2. Second, reserve the TCP domain as well - we'll use this for connecting to the cobalt strike teamserver
3. Once the DNS record is live and you see the "Correct" status similar to in step 1, test it out by running ngrok with the hostname flag and navigating to your custom domain (you'll see an error if apache isn't running, but everything is working)
./ngrok http -hostname=[your custom hostname] 80
- With this working, we'll want to create our SSL cert and keep ngrok running for HTTP verification. Clone down HTTPsC2DoneRight.sh
2. This will help us install a certificate. You could also just use certbot
certbot certonly --standalone --preferred-challenges http -d [domain]
3. To test out the certificate, run ngrok with the tls flag
./ngrok tls --hostname=[your custom hostname] 443
- This will use the local certificates that we just installed so if you're adding more subdomains or other options, YMMV
- It's recommended to use a config file to start the tunnels you need. This will allow you to run multiple tunnels at once
4. Create a config file similar to the following. You'll need to enter your auth token. Also comment out the auth lines if not using (# is a comment in yaml):
# auth: testuser:testpassword
hostname: [your custom hostname]
# auth: testuser:testpassword
hostname: [your custom hostname]
remote-addr: [redacted - TCP Address from ngrok dashboard]
- You may want to add in a section for file sharing to make it easier for a system to reach out to grab a payload (Serving Local Directories - https://ngrok.com/docs#http)
5. Call ngrok with the config file and specify the tunnels you want to start
./ngrok start -config myconfig.yml httpBeacon httpsBeacon teamserver-access
- It's important to note the variables after the config file are the tunnels you want to start
- If all works correctly, you'll see the following:
Next, we'll want to create our beacons on the teamserver.
- Open a new tab and start up the teamserver with any settings you want (use the local IP address for the system (ex. 192.168.1.10, not the external IP address)
- It is recommended to use a malleable profile for this step
- Run cobalt strike and connect to it using the remote-addr address in the config file above
4. Create an HTTP(S) beacon with the host and stager pointing to your custom domain. This process will be almost the exact same for each beacon other than the HTTP C2 Port
HTTP Authentication (Use IP Whitelisting Instead)

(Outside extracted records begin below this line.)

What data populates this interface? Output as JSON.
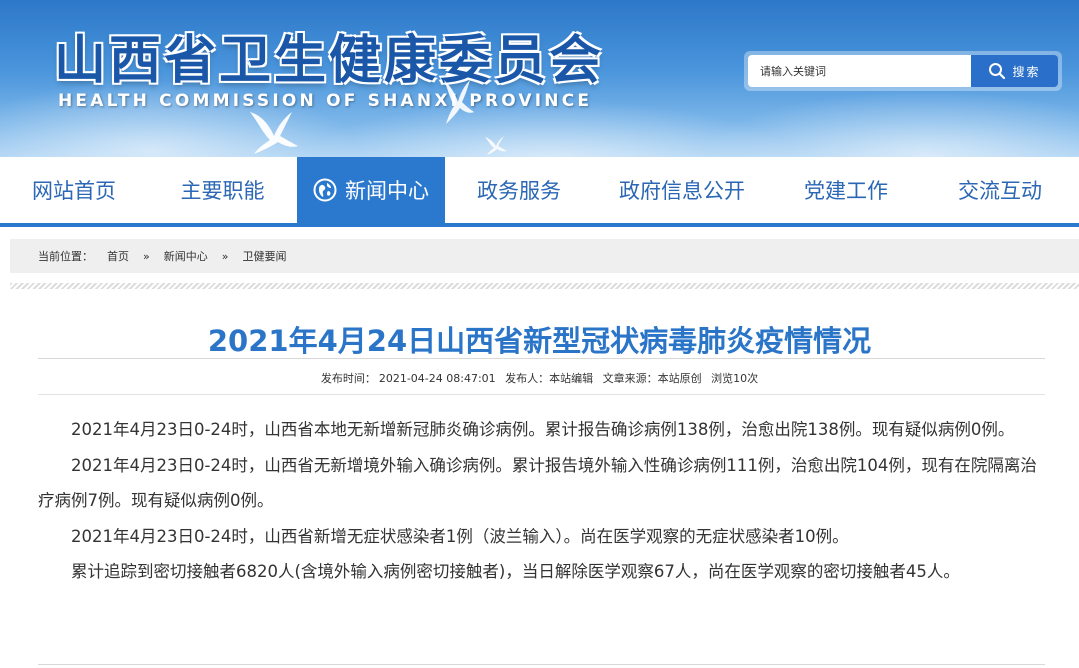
{
  "header": {
    "site_title": "山西省卫生健康委员会",
    "site_subtitle": "HEALTH COMMISSION OF SHANXI PROVINCE",
    "search_placeholder": "请输入关键词",
    "search_button": "搜索",
    "search_icon": "magnifier-icon",
    "decor_icon": "dove-icon"
  },
  "nav": {
    "items": [
      {
        "label": "网站首页"
      },
      {
        "label": "主要职能"
      },
      {
        "label": "新闻中心",
        "icon": "globe-icon",
        "active": true
      },
      {
        "label": "政务服务"
      },
      {
        "label": "政府信息公开"
      },
      {
        "label": "党建工作"
      },
      {
        "label": "交流互动"
      }
    ]
  },
  "breadcrumb": {
    "prefix": "当前位置：",
    "items": [
      "首页",
      "新闻中心",
      "卫健要闻"
    ],
    "separator": "»"
  },
  "article": {
    "title": "2021年4月24日山西省新型冠状病毒肺炎疫情情况",
    "meta": {
      "publish_label": "发布时间：",
      "publish_time": "2021-04-24 08:47:01",
      "publisher_label": "发布人：",
      "publisher": "本站编辑",
      "source_label": "文章来源：",
      "source": "本站原创",
      "views": "浏览10次"
    },
    "paragraphs": [
      "2021年4月23日0-24时，山西省本地无新增新冠肺炎确诊病例。累计报告确诊病例138例，治愈出院138例。现有疑似病例0例。",
      "2021年4月23日0-24时，山西省无新增境外输入确诊病例。累计报告境外输入性确诊病例111例，治愈出院104例，现有在院隔离治疗病例7例。现有疑似病例0例。",
      "2021年4月23日0-24时，山西省新增无症状感染者1例（波兰输入）。尚在医学观察的无症状感染者10例。",
      "累计追踪到密切接触者6820人(含境外输入病例密切接触者)，当日解除医学观察67人，尚在医学观察的密切接触者45人。"
    ]
  },
  "colors": {
    "brand_blue": "#2b79cf",
    "title_blue": "#2a75c8",
    "nav_text": "#2b67b5"
  }
}
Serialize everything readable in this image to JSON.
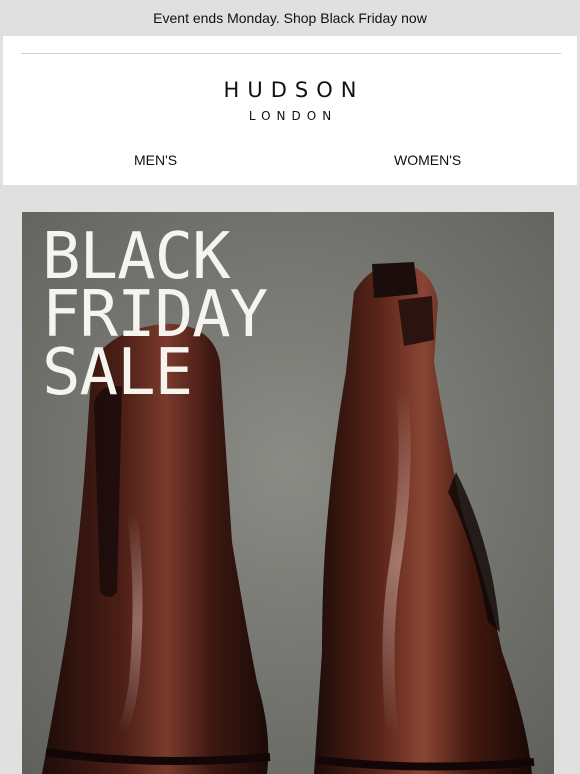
{
  "announcement": {
    "text": "Event ends Monday. Shop Black Friday now"
  },
  "brand": {
    "name": "HUDSON",
    "sub": "LONDON"
  },
  "nav": {
    "men": "MEN'S",
    "women": "WOMEN'S"
  },
  "hero": {
    "line1": "BLACK",
    "line2": "FRIDAY",
    "line3": "SALE",
    "image_alt": "Pair of dark brown polished leather Chelsea boots on a grey floor"
  },
  "colors": {
    "page_bg": "#e0e0e0",
    "header_bg": "#ffffff",
    "text": "#111111",
    "hero_text": "#f6f4ee",
    "boot_leather": "#4a2018"
  }
}
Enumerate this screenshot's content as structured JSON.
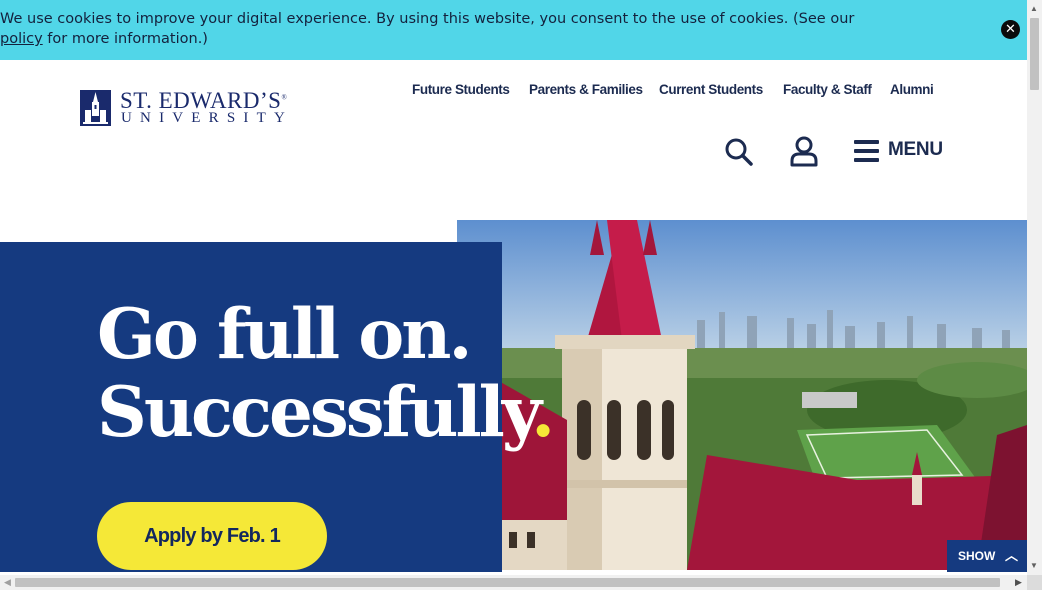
{
  "cookie_banner": {
    "text_before": "We use cookies to improve your digital experience. By using this website, you consent to the use of cookies. (See our ",
    "link": "policy",
    "text_after": " for more information.)",
    "close_icon": "close-circle-icon"
  },
  "logo": {
    "name": "ST. EDWARD’S",
    "trademark": "®",
    "subtitle": "UNIVERSITY"
  },
  "top_nav": [
    "Future Students",
    "Parents & Families",
    "Current Students",
    "Faculty & Staff",
    "Alumni"
  ],
  "tools": {
    "search_icon": "search-icon",
    "account_icon": "user-icon",
    "menu_icon": "hamburger-icon",
    "menu_label": "MENU"
  },
  "hero": {
    "line1": "Go full on.",
    "line2": "Successfully",
    "line2_dot": ".",
    "cta": "Apply by Feb. 1",
    "image": "aerial-campus-tower-photo"
  },
  "show_toggle": {
    "label": "SHOW",
    "icon": "chevron-up-icon"
  },
  "colors": {
    "cookie_bg": "#51d6e8",
    "brand_blue": "#153a80",
    "accent_yellow": "#f5e837",
    "nav_text": "#1c2b50"
  }
}
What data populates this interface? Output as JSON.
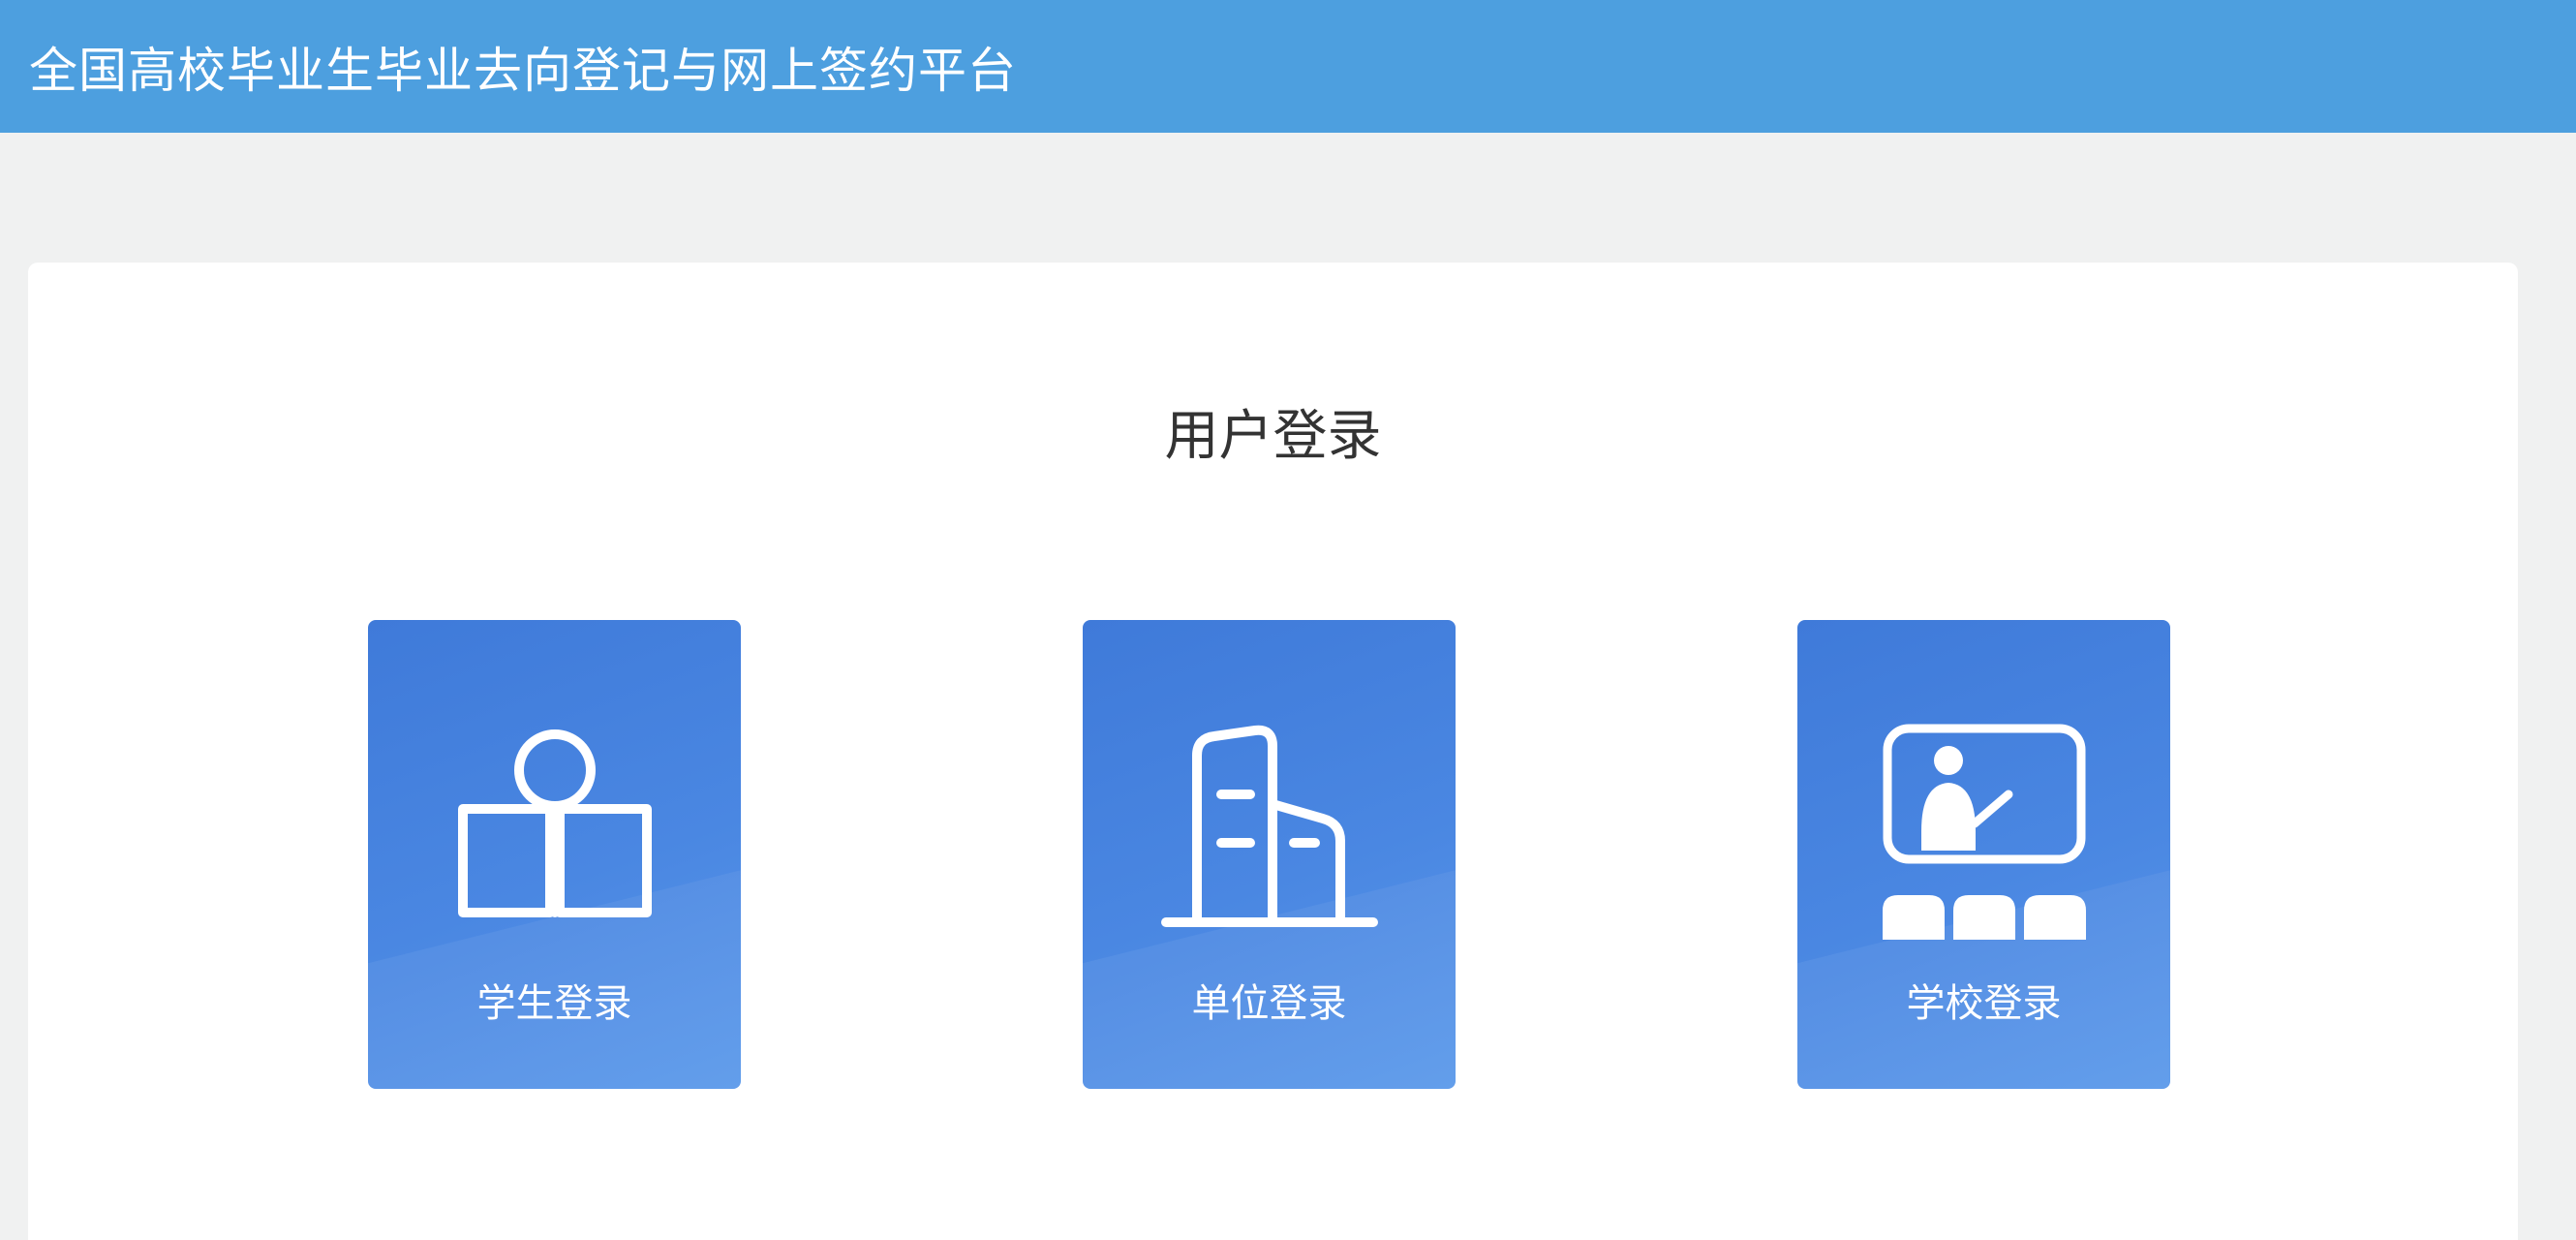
{
  "header": {
    "title": "全国高校毕业生毕业去向登记与网上签约平台",
    "background": "#4d9fdf"
  },
  "login": {
    "title": "用户登录",
    "cards": [
      {
        "label": "学生登录",
        "icon": "student-reading-icon"
      },
      {
        "label": "单位登录",
        "icon": "office-building-icon"
      },
      {
        "label": "学校登录",
        "icon": "teacher-classroom-icon"
      }
    ]
  },
  "colors": {
    "card_blue": "#4a87e2",
    "page_background": "#f0f1f1"
  }
}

If you enabled HTTP authentication in your ngrok yaml file, you'll have to modify a few things. Another way around this is to use IP whitelisting within the ngrok dashboard (probably a better option).
- Change the protocol in the ngrok config file above from "tls" to "http" and uncomment the auth lines
- Enter that info into beacon's HTTPS Proxy settings
- Should be similar to: http://testuser:[email protected]:80
- Start up Burp and a proxy, grab that URL that it spits out in the beacon setup, and enter it in your browser
- It should capture a request with an Authorization header. Grab that line and place that in your malleable profile for both the GET and POST blocks
- Hardcoding sucks, I know but this is the only way I could get it working for now. Other thoughts welcome
7. Go into the proxy settings again for the beacon and reset the info so it's all blank
8. Repeat the previous steps for the other beacon you want. You can skip the proxy auth step since you should already have that within the profile for all beacons
9. Test everything out. If using basic authentication, you'll need to generate a stageless payload. If not using any auth, you can just use a PowerShell one-liner and you'll see something like what's below.
Hopefully everything is working at this point. Remember to keep your VM up and the ngrok service running.